The Brazil for Christ Pentecostal Church (Portuguese: Igreja Pentecostal O Brasil para Cristo) is a Pentecostal denomination founded in Brazil in the 1950s.

==Early history==
This denomination was founded by Manoel de Mello (1929–1990), a construction worker who called himself "Missionary". Mello came to São Paulo from the semi-arid and impoverished state of Pernambuco, and in São Paulo Mello converted in the Assemblies of God, but soon accepted the Healing movement at that time named National Evangelism Crusade, today Foursquare Gospel Church in Brazil.

==Influence of Manoel de Mello==
In 1956 Manoel de Mello started his own church, the Igreja Pentecostal Brasil para Cristo (IBPC) ("Brazil for Christ" Church).

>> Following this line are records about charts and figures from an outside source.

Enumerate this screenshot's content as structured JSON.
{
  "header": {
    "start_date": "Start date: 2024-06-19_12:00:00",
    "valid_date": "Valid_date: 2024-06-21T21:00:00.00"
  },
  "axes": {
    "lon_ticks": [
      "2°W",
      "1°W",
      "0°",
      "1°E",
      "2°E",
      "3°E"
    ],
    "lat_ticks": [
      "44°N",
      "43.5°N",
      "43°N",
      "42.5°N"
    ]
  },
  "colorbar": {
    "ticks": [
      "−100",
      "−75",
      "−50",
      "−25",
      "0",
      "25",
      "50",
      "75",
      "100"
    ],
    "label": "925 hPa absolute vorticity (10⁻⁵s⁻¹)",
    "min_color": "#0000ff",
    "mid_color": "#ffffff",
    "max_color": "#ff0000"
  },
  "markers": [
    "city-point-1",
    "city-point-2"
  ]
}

Even though he was without a formal education, Mello was an eloquent preacher, using radio to spread his message, and his program, The Voice of Brazil for Christ, lasted on the air for two decades. He held meetings of healing and miracles in public squares and soccer stadiums. The IBPC grew mostly in poor, working-class neighborhoods in east São Paulo, populated mainly by immigrants from Northeast Brazil. The IPBC reached a nationwide presence in Brazil, though it is timidly present in foreign lands. Small regional Pentecostal movements were added to the IPBC, but also many people left this movement to start their own denominations, like the God is Love Pentecostal Church, and the House of Blessing Church. For a period of time, the IPBC was a member of the World Council of Churches. In 1986 Mello left the direction of his church and died four years later in 1990. The IBPC lost its impetus to the new charismatic movements, passed by internal problems, and lost many members to other churches, such as the Universal Church of the Kingdom of God.

==Contemporary history==
The "Brazil for Christ" Church has today a significant presence in Brazil, with more than 1,000 churches, and some foreign work in Paraguay, Uruguay, Argentina, Portugal, and in the United States.